I spent the night with him, along with the sitter he's assigned since he still wants to get up and wander and forgets about his drains and IV, and though he rested a bit, he hasn't had any good, sound sleep since surgery—he's exhausted.

He ate a few bites of pudding last night and one bite of eggs this morning, but otherwise hasn't had anything to eat since before surgery, so he's gotta be lightheaded.

At 3am he HAD to get up and walk, so the nurse (last night's nurse and sitter were both angels pure and truly) let him get up and helped him walk for the first time since surgery. He did two laps around the floor holding onto his IV stand and was able to work off some nervous energy. Then they got him a bath and tucked him in and he was able to relax for about an hour before starting to fidget again.

In a spectacular display of dexterity, right at shift change at 7am, he went from lying flat on his back "reading," to on all fours to standing upright ON THE BED. Then did a very passable hostage-taker impression of hollering to the (ya think?) many concerned hands on him trying to keep him from falling, "EVERYBODY JUST BACK OFF. STOP PUSHING ME!"

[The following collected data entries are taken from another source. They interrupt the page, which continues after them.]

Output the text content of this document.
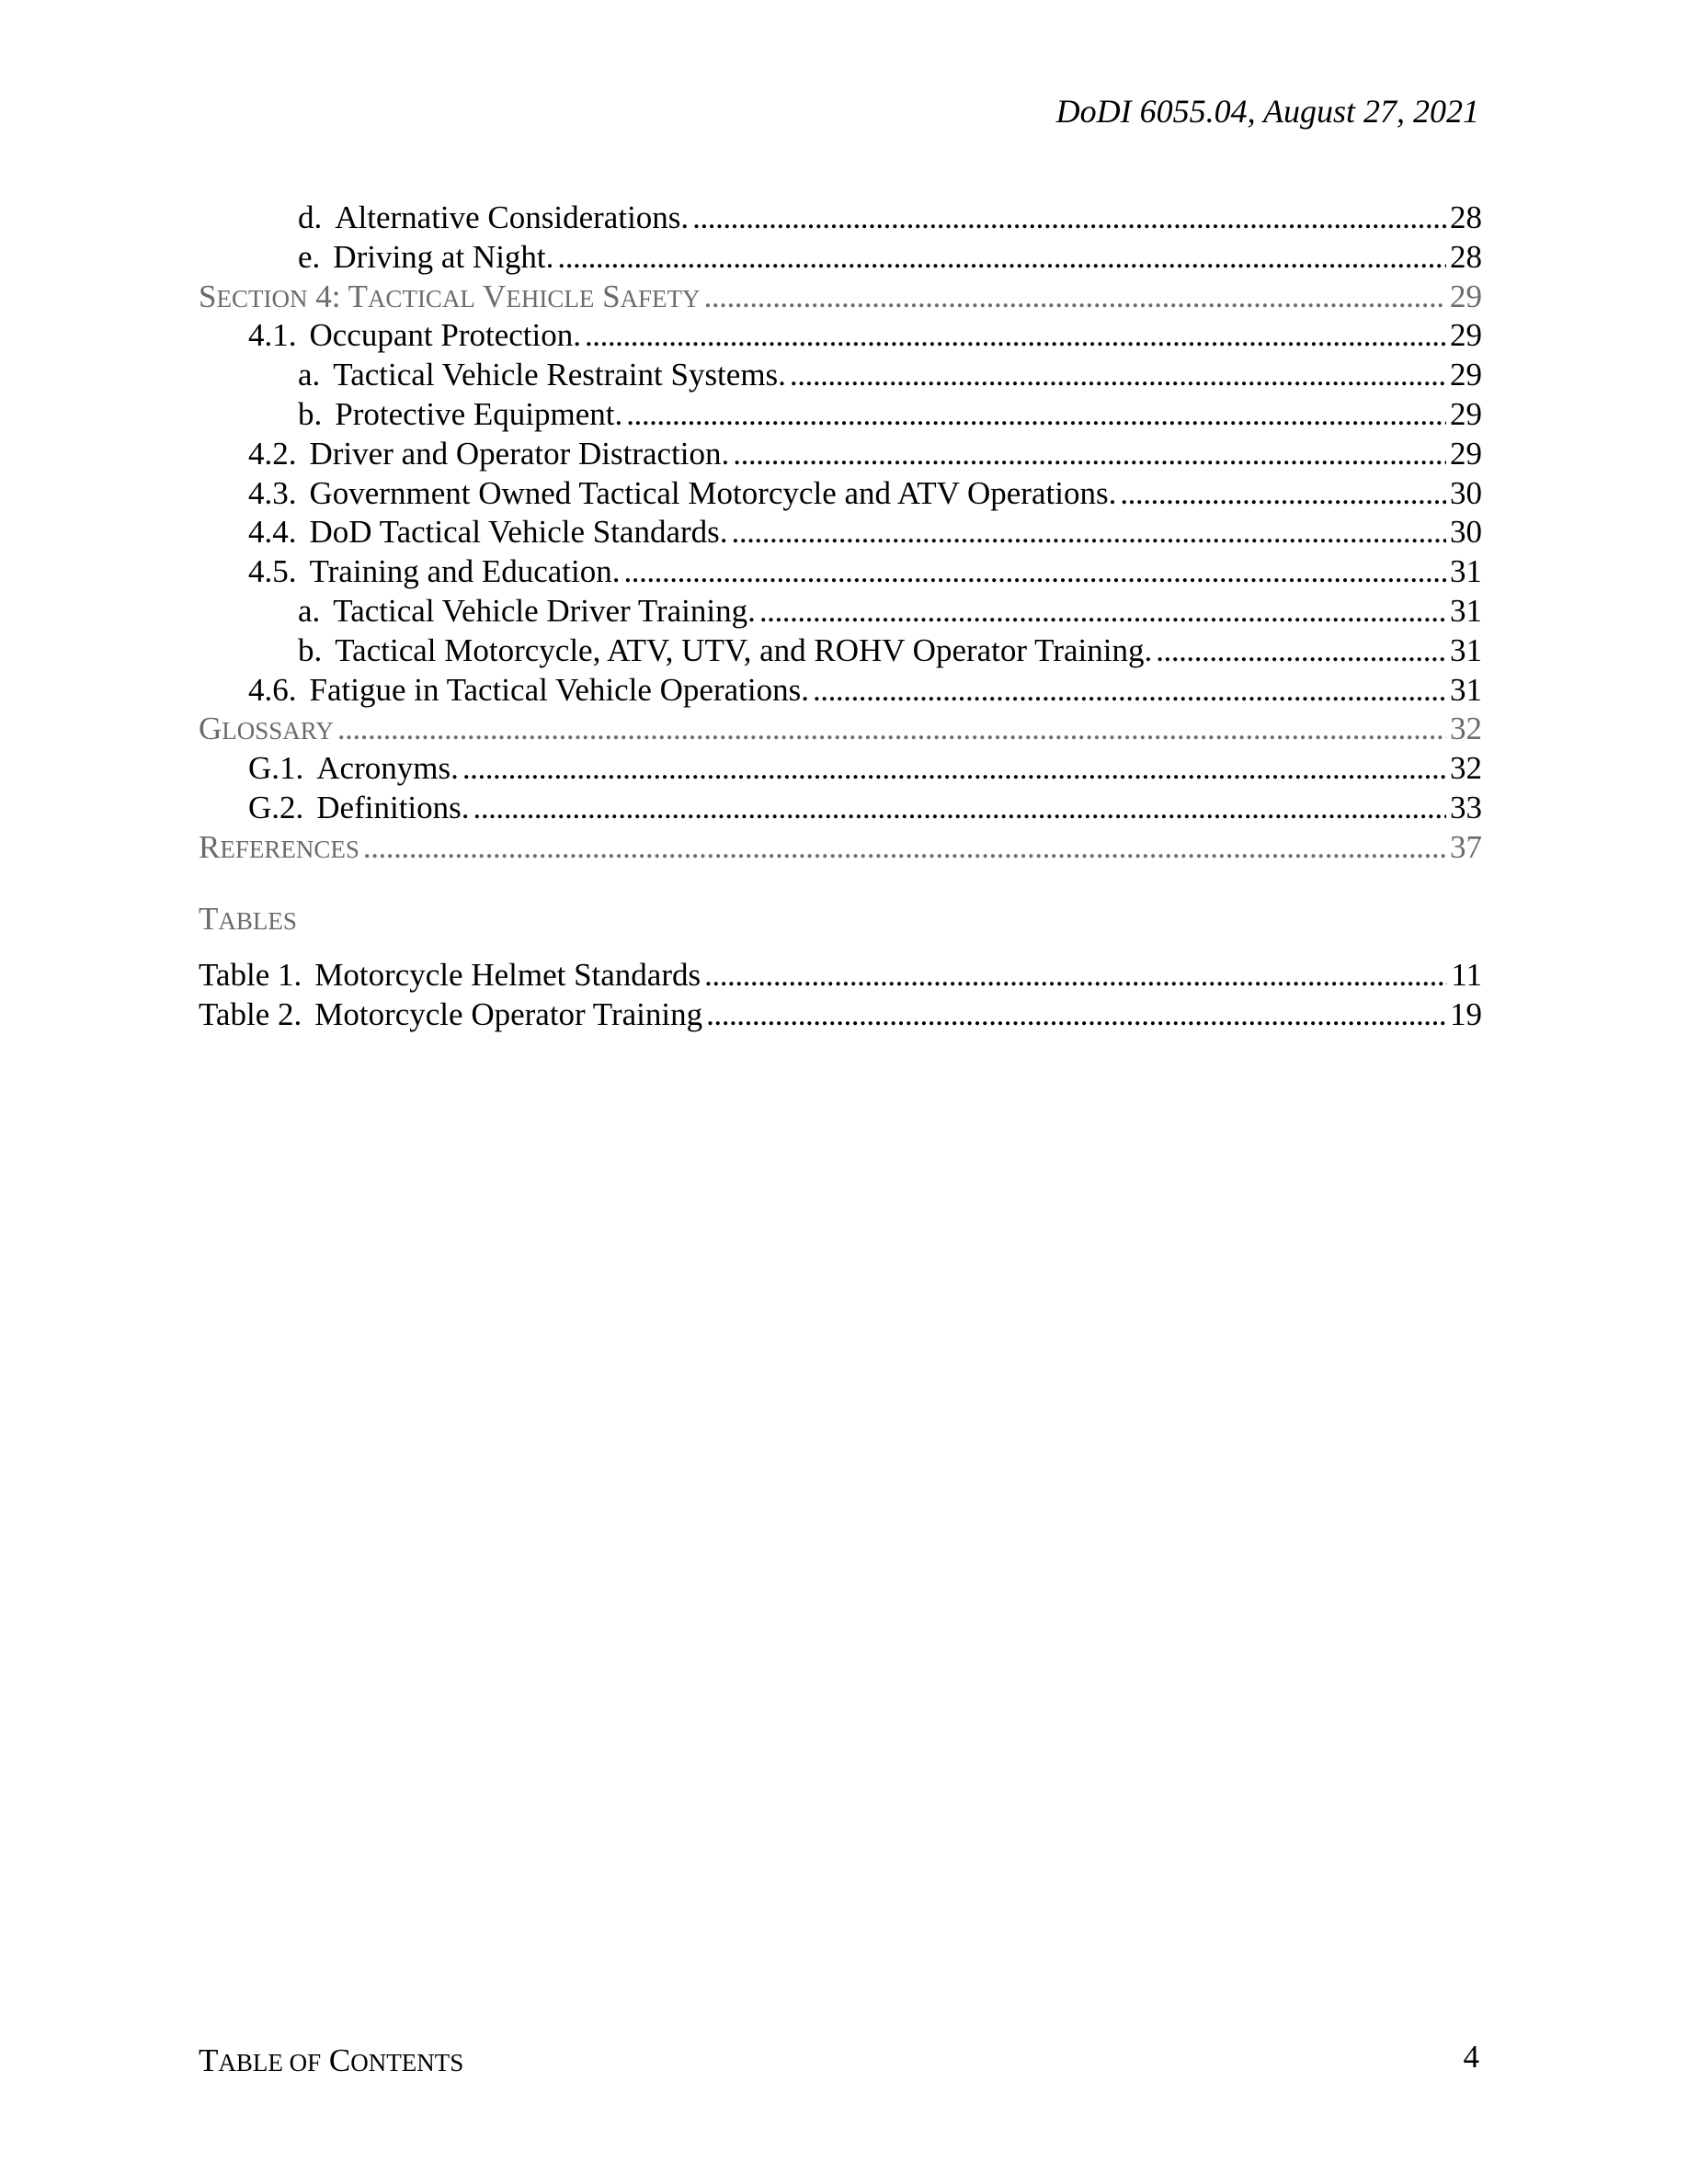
DoDI 6055.04, August 27, 2021
d. Alternative Considerations. . . .	28
e. Driving at Night. . . .	28
SECTION 4: TACTICAL VEHICLE SAFETY . . .	29
4.1. Occupant Protection. . . .	29
a. Tactical Vehicle Restraint Systems. . . .	29
b. Protective Equipment. . . .	29
4.2. Driver and Operator Distraction. . . .	29
4.3. Government Owned Tactical Motorcycle and ATV Operations. . . .	30
4.4. DoD Tactical Vehicle Standards. . . .	30
4.5. Training and Education. . . .	31
a. Tactical Vehicle Driver Training. . . .	31
b. Tactical Motorcycle, ATV, UTV, and ROHV Operator Training. . . .	31
4.6. Fatigue in Tactical Vehicle Operations. . . .	31
GLOSSARY . . .	32
G.1. Acronyms. . . .	32
G.2. Definitions. . . .	33
REFERENCES . . .	37
TABLES
Table 1. Motorcycle Helmet Standards . . .	11
Table 2. Motorcycle Operator Training . . .	19
TABLE OF CONTENTS	4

He finally heard my voice through it saying, "Dear, just sit on the bed there right where you are." He said he wanted to sit on the chair I'd been in. I said,"Ok, but you must sit on the bed first". He asked why. I said, "Because you can't FLY."

He thought about it for a minute...then, "Oh. OK". And sat down.

My guess is that set his "ready for discharge" time back a good 12 hours or so...

He's still fuzzy, still foggy, still seeing things not visible to those of us not in the same plane of reality that he's in—ants on the floor, worms on the page of his book, and thinking the bed is tilting—still not sure of where he is or why he's there or why he can't go home, but for the most part he's sweet funny Ward again.